In the past decade, there was a paradigm shift to make our assessment processes more collaborative and therapeutic for our clients (Finn et al., 2012). Creative platforms have also been recommended as a means to engage children and youth in collaborative assessment feedback that is both meaningful and developmentally appropriate. One of those methods is the use of fables (Tharinger et al., 2008), which uses the realm of fantasy and metaphor to assist children and youth in processing their story or re-authoring their story, without overburdening their emotional capacities or raising their defenses. You can see in Figure 1 some pages of a fable co-authored with Lian (not her real name), a 4-year old Chinese girl who presents with traumatic grief and severe anxiety following the death of her maternal grandmother, who became a primary attachment figure. Many of the CANS items that were prioritized for her treatment (both needs and strengths) were integrated into the fable. Through this story, Lian was able to understand her story and collaborate in re-authoring it for constructive change.

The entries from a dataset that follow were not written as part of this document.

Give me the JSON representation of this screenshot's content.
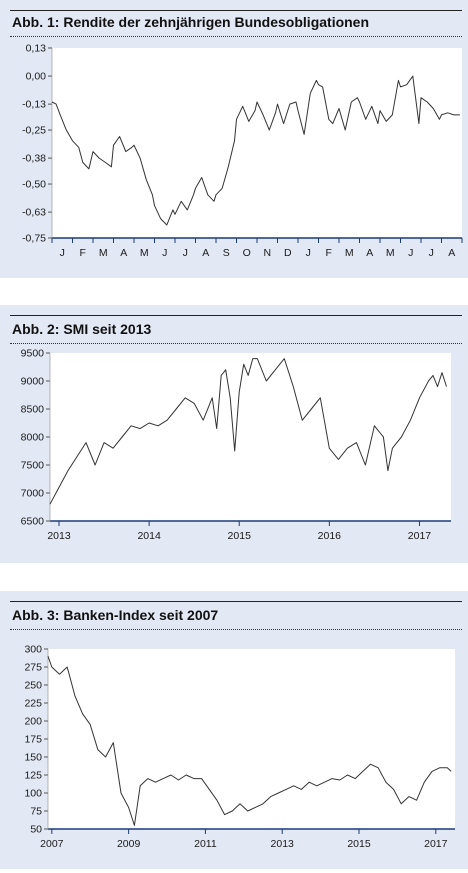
{
  "colors": {
    "panel_bg": "#e2e8f4",
    "plot_bg": "#ffffff",
    "line": "#333333",
    "axis": "#1a3a7a"
  },
  "chart_data": [
    {
      "type": "line",
      "title": "Abb. 1: Rendite der zehnjährigen Bundesobligationen",
      "xlabel": "",
      "ylabel": "",
      "x_tick_labels": [
        "J",
        "F",
        "M",
        "A",
        "M",
        "J",
        "J",
        "A",
        "S",
        "O",
        "N",
        "D",
        "J",
        "F",
        "M",
        "A",
        "M",
        "J",
        "J",
        "A"
      ],
      "y_ticks": [
        "0,13",
        "0,00",
        "-0,13",
        "-0,25",
        "-0,38",
        "-0,50",
        "-0,63",
        "-0,75"
      ],
      "ylim": [
        -0.75,
        0.13
      ],
      "grid": false,
      "series": [
        {
          "x": [
            0,
            0.2,
            0.4,
            0.7,
            1.0,
            1.3,
            1.5,
            1.8,
            2.0,
            2.3,
            2.6,
            2.9,
            3.0,
            3.3,
            3.6,
            3.9,
            4.0,
            4.3,
            4.6,
            4.9,
            5.0,
            5.3,
            5.6,
            5.9,
            6.0,
            6.3,
            6.6,
            6.9,
            7.0,
            7.3,
            7.6,
            7.9,
            8.0,
            8.3,
            8.6,
            8.9,
            9.0,
            9.3,
            9.6,
            9.9,
            10.0,
            10.3,
            10.6,
            10.9,
            11.0,
            11.3,
            11.6,
            11.9,
            12.0,
            12.3,
            12.6,
            12.9,
            13.0,
            13.2,
            13.5,
            13.7,
            14.0,
            14.3,
            14.6,
            14.9,
            15.0,
            15.3,
            15.6,
            15.9,
            16.0,
            16.3,
            16.6,
            16.9,
            17.0,
            17.3,
            17.6,
            17.9,
            18.0,
            18.3,
            18.6,
            18.9,
            19.0,
            19.3,
            19.6,
            19.9
          ],
          "y": [
            -0.12,
            -0.13,
            -0.18,
            -0.25,
            -0.3,
            -0.33,
            -0.4,
            -0.43,
            -0.35,
            -0.38,
            -0.4,
            -0.42,
            -0.32,
            -0.28,
            -0.35,
            -0.33,
            -0.32,
            -0.38,
            -0.48,
            -0.55,
            -0.6,
            -0.66,
            -0.69,
            -0.62,
            -0.64,
            -0.58,
            -0.62,
            -0.55,
            -0.52,
            -0.47,
            -0.55,
            -0.58,
            -0.55,
            -0.52,
            -0.42,
            -0.3,
            -0.2,
            -0.14,
            -0.21,
            -0.16,
            -0.12,
            -0.18,
            -0.25,
            -0.17,
            -0.13,
            -0.22,
            -0.13,
            -0.12,
            -0.16,
            -0.27,
            -0.08,
            -0.02,
            -0.04,
            -0.05,
            -0.2,
            -0.22,
            -0.15,
            -0.25,
            -0.12,
            -0.1,
            -0.12,
            -0.2,
            -0.14,
            -0.22,
            -0.16,
            -0.21,
            -0.18,
            -0.02,
            -0.05,
            -0.04,
            0.0,
            -0.22,
            -0.1,
            -0.12,
            -0.15,
            -0.2,
            -0.18,
            -0.17,
            -0.18,
            -0.18
          ]
        }
      ]
    },
    {
      "type": "line",
      "title": "Abb. 2: SMI seit 2013",
      "xlabel": "",
      "ylabel": "",
      "x_tick_labels": [
        "2013",
        "2014",
        "2015",
        "2016",
        "2017"
      ],
      "y_ticks": [
        "6500",
        "7000",
        "7500",
        "8000",
        "8500",
        "9000",
        "9500"
      ],
      "ylim": [
        6500,
        9500
      ],
      "xlim": [
        2012.9,
        2017.35
      ],
      "grid": false,
      "series": [
        {
          "x": [
            2012.9,
            2013.0,
            2013.1,
            2013.2,
            2013.3,
            2013.4,
            2013.5,
            2013.6,
            2013.7,
            2013.8,
            2013.9,
            2014.0,
            2014.1,
            2014.2,
            2014.3,
            2014.4,
            2014.5,
            2014.6,
            2014.7,
            2014.75,
            2014.8,
            2014.85,
            2014.9,
            2014.95,
            2015.0,
            2015.05,
            2015.1,
            2015.15,
            2015.2,
            2015.3,
            2015.4,
            2015.5,
            2015.6,
            2015.7,
            2015.8,
            2015.9,
            2016.0,
            2016.1,
            2016.2,
            2016.3,
            2016.4,
            2016.5,
            2016.6,
            2016.65,
            2016.7,
            2016.8,
            2016.9,
            2017.0,
            2017.1,
            2017.15,
            2017.2,
            2017.25,
            2017.3
          ],
          "y": [
            6800,
            7100,
            7400,
            7650,
            7900,
            7500,
            7900,
            7800,
            8000,
            8200,
            8150,
            8250,
            8200,
            8300,
            8500,
            8700,
            8600,
            8300,
            8700,
            8150,
            9100,
            9200,
            8700,
            7750,
            8800,
            9300,
            9100,
            9400,
            9400,
            9000,
            9200,
            9400,
            8900,
            8300,
            8500,
            8700,
            7800,
            7600,
            7800,
            7900,
            7500,
            8200,
            8000,
            7400,
            7800,
            8000,
            8300,
            8700,
            9000,
            9100,
            8900,
            9150,
            8900
          ]
        }
      ]
    },
    {
      "type": "line",
      "title": "Abb. 3: Banken-Index seit 2007",
      "xlabel": "",
      "ylabel": "",
      "x_tick_labels": [
        "2007",
        "2009",
        "2011",
        "2013",
        "2015",
        "2017"
      ],
      "y_ticks": [
        "300",
        "275",
        "250",
        "225",
        "200",
        "175",
        "150",
        "125",
        "100",
        "75",
        "50"
      ],
      "ylim": [
        50,
        300
      ],
      "xlim": [
        2006.9,
        2017.5
      ],
      "grid": false,
      "series": [
        {
          "x": [
            2006.9,
            2007.0,
            2007.2,
            2007.4,
            2007.6,
            2007.8,
            2008.0,
            2008.2,
            2008.4,
            2008.6,
            2008.8,
            2009.0,
            2009.15,
            2009.3,
            2009.5,
            2009.7,
            2009.9,
            2010.1,
            2010.3,
            2010.5,
            2010.7,
            2010.9,
            2011.1,
            2011.3,
            2011.5,
            2011.7,
            2011.9,
            2012.1,
            2012.3,
            2012.5,
            2012.7,
            2012.9,
            2013.1,
            2013.3,
            2013.5,
            2013.7,
            2013.9,
            2014.1,
            2014.3,
            2014.5,
            2014.7,
            2014.9,
            2015.1,
            2015.3,
            2015.5,
            2015.7,
            2015.9,
            2016.1,
            2016.3,
            2016.5,
            2016.7,
            2016.9,
            2017.1,
            2017.3,
            2017.4
          ],
          "y": [
            290,
            275,
            265,
            275,
            235,
            210,
            195,
            160,
            150,
            170,
            100,
            80,
            55,
            110,
            120,
            115,
            120,
            125,
            118,
            125,
            120,
            120,
            105,
            90,
            70,
            75,
            85,
            75,
            80,
            85,
            95,
            100,
            105,
            110,
            105,
            115,
            110,
            115,
            120,
            118,
            125,
            120,
            130,
            140,
            135,
            115,
            105,
            85,
            95,
            90,
            115,
            130,
            135,
            135,
            130
          ]
        }
      ]
    }
  ]
}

Many stories are shared and processed verbally, such as the use of the worksheet and fable above. However, many children and youth have difficulty verbalizing their most painful experiences. Especially when children/youth have experienced trauma, self-protection involves difficulty in talking about them. Such experiences are often not readily available to be communicated through language but may be available through the use of expressive arts and other experiential activities (Malchiodi, 2015). As such, trauma-informed approaches like the use of sandtray therapy, art therapy, and play therapy can be used to translate the CANS assessment into a therapeutic intervention that maximizes the engagement of children and youth. For example, in Figure 2, you can see an example of how Lian represented her CANS story in the sand. Story-telling art therapy approaches can also be used such as journey sticks, mandalas, dioramas, comic strips, and others.
Stories and story-telling are innate and central to our human experience. It is my hope that we continue to explore and share creative and adventurous ways of strengthening our CANS storytelling. In our work with diverse clients, story-telling is truly a powerful culturally- and trauma-informed approach to promoting our clients’ wellness and recovery.
Some useful references:
Boaler, J. (2019). Developing mathematical mindsets: The need to interact with numbers flexibly and conceptually. American Educator, 28-40.
Finn, S. E., Fischer, C. T., & Handler, L. (Eds.). (2012). Collaborative/therapeutic assessment: A casebook and guide. Hoboken, NJ: Wiley.
Segel, E., & Heer, J. (2010). Narrative visualization: telling stories with data. IEEE Transactions On Visualization And Computer Graphics, 16(6), 1139–1148.
Tharinger, D. J., Finn, S. E., Wilkinson, A., DeHay, T., Parton, V. T., Bailey, K. E., & Tran, A. (2008). Providing psychological assessment feedback to children through individualized fables. Professional Psychology: Research and Practice, 39(6), 610–618.
Zak, P. J. (2014). Why Your Brain Loves Good Storytelling. Harvard Business Review Digital Articles, 2–4.